Toxopsiella lawrencei
- Conservation status: Not Threatened (NZ TCS)

Scientific classification
- Kingdom: Animalia
- Phylum: Arthropoda
- Subphylum: Chelicerata
- Class: Arachnida
- Order: Araneae
- Infraorder: Araneomorphae
- Family: Cycloctenidae
- Genus: Toxopsiella
- Species: T. lawrencei
- Binomial name: Toxopsiella lawrencei Forster, 1964

= Toxopsiella lawrencei =

- Authority: Forster, 1964
- Conservation status: NT

Species of spider

Toxopsiella lawrencei is a species of Cycloctenidae spider endemic to New Zealand.

==Taxonomy==
This species was described in 1964 by Ray Forster from male and female specimens.
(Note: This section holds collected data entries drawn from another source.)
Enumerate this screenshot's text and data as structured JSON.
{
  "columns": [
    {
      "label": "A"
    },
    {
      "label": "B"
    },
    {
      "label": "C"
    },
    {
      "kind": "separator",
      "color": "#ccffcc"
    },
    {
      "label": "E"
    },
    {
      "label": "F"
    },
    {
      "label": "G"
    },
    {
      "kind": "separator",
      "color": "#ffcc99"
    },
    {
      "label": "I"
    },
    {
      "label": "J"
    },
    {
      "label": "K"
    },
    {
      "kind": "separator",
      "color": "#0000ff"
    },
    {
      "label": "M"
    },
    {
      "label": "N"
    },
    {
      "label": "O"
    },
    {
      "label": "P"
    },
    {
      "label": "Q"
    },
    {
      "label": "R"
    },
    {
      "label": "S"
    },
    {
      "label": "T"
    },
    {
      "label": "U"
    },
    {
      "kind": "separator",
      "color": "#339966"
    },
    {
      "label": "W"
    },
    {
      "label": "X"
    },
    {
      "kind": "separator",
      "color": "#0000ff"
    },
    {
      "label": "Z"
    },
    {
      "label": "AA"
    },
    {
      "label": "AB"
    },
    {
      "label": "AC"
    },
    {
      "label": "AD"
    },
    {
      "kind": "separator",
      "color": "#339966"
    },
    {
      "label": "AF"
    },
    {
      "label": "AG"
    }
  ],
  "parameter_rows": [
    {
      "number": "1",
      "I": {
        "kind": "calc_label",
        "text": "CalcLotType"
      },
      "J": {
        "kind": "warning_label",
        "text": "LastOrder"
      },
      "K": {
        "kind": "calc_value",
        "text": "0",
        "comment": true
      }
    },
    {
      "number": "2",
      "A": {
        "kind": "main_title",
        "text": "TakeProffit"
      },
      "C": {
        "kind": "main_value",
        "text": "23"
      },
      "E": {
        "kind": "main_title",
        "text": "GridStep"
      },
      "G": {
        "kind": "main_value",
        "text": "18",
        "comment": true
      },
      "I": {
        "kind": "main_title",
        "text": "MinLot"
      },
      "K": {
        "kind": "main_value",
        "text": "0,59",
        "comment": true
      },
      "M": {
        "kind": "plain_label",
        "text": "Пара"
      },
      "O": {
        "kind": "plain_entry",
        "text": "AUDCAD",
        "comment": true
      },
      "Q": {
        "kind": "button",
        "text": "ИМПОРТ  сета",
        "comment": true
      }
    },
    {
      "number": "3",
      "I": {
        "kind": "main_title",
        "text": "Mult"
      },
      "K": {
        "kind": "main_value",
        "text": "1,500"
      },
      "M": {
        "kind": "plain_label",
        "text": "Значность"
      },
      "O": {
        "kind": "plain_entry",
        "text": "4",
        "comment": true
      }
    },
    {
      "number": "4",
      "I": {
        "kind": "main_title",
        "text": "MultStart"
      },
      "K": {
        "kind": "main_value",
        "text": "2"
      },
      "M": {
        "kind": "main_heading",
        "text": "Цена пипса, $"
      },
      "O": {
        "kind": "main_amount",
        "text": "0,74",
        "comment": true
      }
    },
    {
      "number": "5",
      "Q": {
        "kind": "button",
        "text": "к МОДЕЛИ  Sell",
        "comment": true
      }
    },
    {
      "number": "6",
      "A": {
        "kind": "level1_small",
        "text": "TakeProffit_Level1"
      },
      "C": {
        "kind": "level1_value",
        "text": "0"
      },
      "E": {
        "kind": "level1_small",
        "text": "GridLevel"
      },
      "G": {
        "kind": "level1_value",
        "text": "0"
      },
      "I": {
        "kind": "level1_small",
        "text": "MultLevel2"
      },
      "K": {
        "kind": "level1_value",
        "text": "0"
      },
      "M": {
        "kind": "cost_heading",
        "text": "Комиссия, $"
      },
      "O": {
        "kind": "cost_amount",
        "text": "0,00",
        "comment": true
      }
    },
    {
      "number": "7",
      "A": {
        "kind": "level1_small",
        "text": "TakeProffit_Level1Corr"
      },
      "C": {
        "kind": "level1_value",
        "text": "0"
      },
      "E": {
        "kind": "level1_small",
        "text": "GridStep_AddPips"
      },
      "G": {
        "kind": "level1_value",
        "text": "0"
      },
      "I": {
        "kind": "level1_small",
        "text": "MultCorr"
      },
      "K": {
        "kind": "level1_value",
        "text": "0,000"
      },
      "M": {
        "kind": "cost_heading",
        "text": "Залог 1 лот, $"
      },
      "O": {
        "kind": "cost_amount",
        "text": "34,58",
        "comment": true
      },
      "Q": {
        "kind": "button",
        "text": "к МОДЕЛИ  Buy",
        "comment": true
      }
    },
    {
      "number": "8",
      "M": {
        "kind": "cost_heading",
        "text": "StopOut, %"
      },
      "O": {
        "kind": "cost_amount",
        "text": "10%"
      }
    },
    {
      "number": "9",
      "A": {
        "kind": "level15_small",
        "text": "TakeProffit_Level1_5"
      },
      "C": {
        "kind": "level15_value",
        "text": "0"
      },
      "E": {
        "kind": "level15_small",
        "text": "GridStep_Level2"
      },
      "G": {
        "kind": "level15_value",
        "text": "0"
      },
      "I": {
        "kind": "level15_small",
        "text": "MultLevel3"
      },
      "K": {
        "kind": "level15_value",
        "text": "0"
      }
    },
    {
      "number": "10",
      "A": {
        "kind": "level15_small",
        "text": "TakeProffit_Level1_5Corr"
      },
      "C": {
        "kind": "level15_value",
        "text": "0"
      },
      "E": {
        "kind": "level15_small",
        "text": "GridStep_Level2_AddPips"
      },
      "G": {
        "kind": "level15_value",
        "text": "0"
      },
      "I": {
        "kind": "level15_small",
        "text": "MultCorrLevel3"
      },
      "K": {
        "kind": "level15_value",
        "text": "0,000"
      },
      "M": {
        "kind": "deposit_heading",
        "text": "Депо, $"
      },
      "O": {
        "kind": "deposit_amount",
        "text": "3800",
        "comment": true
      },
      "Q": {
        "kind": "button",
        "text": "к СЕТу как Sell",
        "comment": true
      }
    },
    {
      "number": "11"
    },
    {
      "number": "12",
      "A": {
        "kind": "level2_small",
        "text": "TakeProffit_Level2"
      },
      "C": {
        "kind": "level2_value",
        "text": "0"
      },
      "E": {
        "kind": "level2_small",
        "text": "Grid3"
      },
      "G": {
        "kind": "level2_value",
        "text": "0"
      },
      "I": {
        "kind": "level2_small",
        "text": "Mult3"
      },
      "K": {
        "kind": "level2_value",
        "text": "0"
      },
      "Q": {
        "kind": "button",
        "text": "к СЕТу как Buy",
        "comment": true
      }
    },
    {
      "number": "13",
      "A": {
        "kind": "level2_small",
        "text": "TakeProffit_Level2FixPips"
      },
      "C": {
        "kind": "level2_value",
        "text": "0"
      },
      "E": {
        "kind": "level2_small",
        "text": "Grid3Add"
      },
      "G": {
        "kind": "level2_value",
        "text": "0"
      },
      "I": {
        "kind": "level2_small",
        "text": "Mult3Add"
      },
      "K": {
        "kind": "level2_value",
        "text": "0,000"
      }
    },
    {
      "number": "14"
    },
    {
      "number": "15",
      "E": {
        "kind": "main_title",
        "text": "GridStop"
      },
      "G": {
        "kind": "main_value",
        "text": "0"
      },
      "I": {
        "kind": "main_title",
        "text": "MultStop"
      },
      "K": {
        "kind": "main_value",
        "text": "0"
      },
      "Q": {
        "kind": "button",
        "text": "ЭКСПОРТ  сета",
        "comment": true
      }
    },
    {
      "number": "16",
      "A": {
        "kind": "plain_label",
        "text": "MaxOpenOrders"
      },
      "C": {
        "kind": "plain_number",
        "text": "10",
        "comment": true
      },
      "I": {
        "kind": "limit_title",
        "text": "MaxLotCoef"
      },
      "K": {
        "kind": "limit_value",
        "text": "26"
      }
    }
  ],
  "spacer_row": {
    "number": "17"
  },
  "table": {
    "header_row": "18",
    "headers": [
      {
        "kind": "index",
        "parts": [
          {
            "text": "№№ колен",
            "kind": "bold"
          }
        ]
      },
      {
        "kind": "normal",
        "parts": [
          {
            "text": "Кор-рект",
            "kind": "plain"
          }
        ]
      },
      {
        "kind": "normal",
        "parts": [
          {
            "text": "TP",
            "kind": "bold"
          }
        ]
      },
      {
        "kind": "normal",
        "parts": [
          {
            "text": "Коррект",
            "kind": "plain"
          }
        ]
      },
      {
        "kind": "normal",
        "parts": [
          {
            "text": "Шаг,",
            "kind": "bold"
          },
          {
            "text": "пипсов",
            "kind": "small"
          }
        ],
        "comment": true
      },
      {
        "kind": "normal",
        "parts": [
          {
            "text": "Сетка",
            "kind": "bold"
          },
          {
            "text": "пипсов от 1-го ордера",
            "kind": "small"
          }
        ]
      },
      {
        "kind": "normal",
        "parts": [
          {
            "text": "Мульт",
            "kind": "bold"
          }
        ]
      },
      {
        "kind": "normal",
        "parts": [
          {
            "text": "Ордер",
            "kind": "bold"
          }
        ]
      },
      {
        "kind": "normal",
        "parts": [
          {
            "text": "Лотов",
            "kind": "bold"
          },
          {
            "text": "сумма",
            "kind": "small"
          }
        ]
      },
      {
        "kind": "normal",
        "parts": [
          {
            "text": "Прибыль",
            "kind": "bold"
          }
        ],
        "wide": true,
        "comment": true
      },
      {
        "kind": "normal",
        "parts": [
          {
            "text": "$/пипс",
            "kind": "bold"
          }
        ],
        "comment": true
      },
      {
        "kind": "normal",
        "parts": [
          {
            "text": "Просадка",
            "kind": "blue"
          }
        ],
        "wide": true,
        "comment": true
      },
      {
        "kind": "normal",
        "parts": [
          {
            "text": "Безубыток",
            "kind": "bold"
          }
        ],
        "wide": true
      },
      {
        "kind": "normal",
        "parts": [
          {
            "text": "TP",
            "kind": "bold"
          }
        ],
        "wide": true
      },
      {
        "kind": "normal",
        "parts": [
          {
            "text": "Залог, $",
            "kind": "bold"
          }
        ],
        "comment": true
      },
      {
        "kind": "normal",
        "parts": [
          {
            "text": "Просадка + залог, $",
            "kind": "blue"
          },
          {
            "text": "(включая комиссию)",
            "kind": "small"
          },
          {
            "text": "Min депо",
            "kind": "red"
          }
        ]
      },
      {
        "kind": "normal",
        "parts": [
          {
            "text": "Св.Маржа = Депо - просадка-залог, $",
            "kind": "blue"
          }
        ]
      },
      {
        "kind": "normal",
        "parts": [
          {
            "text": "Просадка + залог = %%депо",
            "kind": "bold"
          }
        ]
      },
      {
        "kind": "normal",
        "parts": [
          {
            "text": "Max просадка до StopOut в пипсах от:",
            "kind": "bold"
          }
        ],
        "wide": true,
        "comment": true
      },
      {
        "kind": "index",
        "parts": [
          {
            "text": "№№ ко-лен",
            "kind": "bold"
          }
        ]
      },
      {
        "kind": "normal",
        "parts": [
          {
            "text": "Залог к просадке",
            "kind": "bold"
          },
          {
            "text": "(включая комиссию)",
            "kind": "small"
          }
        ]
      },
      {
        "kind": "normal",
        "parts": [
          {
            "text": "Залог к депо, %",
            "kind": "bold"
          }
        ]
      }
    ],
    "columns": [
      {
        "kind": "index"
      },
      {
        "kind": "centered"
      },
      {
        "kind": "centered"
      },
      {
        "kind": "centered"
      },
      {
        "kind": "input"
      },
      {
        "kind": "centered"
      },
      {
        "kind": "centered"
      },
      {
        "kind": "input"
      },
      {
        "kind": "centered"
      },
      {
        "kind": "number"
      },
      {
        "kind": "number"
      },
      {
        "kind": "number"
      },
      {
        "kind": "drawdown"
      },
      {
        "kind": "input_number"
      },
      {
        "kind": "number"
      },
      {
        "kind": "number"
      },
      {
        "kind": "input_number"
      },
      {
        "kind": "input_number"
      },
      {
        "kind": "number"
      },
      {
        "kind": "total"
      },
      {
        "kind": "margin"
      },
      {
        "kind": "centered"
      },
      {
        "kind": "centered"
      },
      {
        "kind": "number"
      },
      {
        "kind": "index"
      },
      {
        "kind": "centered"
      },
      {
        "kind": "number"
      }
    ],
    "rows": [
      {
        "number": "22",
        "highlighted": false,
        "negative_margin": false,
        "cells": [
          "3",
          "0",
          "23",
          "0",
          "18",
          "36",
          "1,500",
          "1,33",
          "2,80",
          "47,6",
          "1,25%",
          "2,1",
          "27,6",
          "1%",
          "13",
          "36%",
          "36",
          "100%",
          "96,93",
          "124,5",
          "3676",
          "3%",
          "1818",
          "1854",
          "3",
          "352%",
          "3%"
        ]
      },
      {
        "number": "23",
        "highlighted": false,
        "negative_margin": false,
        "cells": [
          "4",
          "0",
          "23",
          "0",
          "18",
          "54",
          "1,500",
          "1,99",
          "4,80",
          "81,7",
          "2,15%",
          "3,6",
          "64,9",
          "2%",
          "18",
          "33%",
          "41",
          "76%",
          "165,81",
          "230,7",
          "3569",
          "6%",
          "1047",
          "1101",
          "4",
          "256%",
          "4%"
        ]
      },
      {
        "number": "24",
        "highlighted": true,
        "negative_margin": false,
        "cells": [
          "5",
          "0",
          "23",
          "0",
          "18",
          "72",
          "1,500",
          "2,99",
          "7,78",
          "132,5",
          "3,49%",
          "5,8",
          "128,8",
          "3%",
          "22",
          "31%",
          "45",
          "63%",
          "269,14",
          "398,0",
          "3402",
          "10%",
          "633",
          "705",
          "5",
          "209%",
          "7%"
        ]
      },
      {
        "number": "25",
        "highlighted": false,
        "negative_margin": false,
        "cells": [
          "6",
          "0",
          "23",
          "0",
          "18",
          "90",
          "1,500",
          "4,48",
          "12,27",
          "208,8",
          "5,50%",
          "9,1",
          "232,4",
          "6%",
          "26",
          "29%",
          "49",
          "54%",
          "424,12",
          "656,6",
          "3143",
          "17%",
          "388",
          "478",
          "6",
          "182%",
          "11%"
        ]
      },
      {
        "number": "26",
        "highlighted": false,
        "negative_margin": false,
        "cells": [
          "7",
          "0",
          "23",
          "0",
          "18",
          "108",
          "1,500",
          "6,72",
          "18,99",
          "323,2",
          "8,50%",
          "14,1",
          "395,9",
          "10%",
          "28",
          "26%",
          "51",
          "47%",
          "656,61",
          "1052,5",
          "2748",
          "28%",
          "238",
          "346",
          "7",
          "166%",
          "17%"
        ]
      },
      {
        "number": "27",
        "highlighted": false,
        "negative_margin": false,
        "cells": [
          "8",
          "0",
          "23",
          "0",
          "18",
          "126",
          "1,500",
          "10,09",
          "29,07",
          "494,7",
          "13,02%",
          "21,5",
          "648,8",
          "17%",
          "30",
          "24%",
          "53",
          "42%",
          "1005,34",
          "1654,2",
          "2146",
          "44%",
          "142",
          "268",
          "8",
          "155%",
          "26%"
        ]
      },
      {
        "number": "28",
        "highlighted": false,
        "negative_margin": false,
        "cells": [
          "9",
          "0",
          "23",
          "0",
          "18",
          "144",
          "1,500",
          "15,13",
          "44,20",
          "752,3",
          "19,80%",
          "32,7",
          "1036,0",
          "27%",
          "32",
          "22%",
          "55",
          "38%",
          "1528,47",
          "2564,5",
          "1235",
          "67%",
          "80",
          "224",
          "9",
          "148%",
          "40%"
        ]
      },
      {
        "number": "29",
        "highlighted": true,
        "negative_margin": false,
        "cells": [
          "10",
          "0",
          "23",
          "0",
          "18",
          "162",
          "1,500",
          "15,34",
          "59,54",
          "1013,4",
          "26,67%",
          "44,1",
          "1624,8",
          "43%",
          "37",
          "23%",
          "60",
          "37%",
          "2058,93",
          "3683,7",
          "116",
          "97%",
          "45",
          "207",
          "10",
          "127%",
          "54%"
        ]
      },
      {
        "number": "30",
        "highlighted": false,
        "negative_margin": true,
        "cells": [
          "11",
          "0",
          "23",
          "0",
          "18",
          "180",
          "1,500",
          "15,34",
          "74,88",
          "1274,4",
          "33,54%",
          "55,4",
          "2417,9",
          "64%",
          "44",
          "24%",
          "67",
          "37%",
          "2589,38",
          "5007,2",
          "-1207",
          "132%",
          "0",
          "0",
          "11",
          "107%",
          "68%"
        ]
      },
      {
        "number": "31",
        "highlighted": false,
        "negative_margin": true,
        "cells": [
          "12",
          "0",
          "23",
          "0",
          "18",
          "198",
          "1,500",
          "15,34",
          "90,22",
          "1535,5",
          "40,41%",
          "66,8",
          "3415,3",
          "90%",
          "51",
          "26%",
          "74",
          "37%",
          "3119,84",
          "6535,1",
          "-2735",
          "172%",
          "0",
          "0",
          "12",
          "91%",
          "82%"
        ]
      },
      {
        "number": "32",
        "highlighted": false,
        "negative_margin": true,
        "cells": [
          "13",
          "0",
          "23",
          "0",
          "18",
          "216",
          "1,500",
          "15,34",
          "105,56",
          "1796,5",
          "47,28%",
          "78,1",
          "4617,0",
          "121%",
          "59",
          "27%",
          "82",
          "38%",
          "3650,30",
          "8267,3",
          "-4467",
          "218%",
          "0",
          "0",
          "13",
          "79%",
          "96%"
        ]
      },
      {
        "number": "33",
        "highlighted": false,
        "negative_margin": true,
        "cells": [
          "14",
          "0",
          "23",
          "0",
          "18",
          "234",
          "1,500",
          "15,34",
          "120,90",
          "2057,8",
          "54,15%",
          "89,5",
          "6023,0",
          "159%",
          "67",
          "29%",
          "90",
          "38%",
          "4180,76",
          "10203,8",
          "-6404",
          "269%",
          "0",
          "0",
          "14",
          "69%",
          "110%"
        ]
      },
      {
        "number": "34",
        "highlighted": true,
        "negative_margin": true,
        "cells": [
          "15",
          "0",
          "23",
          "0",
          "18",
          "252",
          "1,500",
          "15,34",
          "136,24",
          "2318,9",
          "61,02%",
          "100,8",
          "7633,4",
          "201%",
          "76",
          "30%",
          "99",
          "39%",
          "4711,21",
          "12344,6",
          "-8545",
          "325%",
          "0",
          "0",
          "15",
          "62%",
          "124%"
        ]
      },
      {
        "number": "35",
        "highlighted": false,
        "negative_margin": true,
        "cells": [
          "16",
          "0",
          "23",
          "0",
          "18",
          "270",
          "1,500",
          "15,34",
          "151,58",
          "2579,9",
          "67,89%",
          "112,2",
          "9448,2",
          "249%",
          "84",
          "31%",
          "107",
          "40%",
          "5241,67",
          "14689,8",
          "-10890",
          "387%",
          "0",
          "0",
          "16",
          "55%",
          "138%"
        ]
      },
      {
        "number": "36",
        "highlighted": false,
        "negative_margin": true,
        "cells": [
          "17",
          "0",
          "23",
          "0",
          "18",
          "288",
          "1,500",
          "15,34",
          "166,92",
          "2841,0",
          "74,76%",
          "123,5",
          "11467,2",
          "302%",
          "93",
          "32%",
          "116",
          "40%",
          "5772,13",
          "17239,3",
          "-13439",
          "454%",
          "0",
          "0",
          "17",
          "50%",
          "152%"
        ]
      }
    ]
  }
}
It was most recently revised in 1979. It is the type specimen of the Toxopsiella genus. The holotype is stored in Otago Museum.

==Description==
The male is recorded at 5.22mm in length whereas the female is 5.76mm. The carapace is dark brown with pale markings dorsally. The abdomen is mottled black and brown.

==Distribution==
This species is only known from Otago and Southland in New Zealand.

==Conservation status==
Under the New Zealand Threat Classification System, this species is listed as "Not Threatened".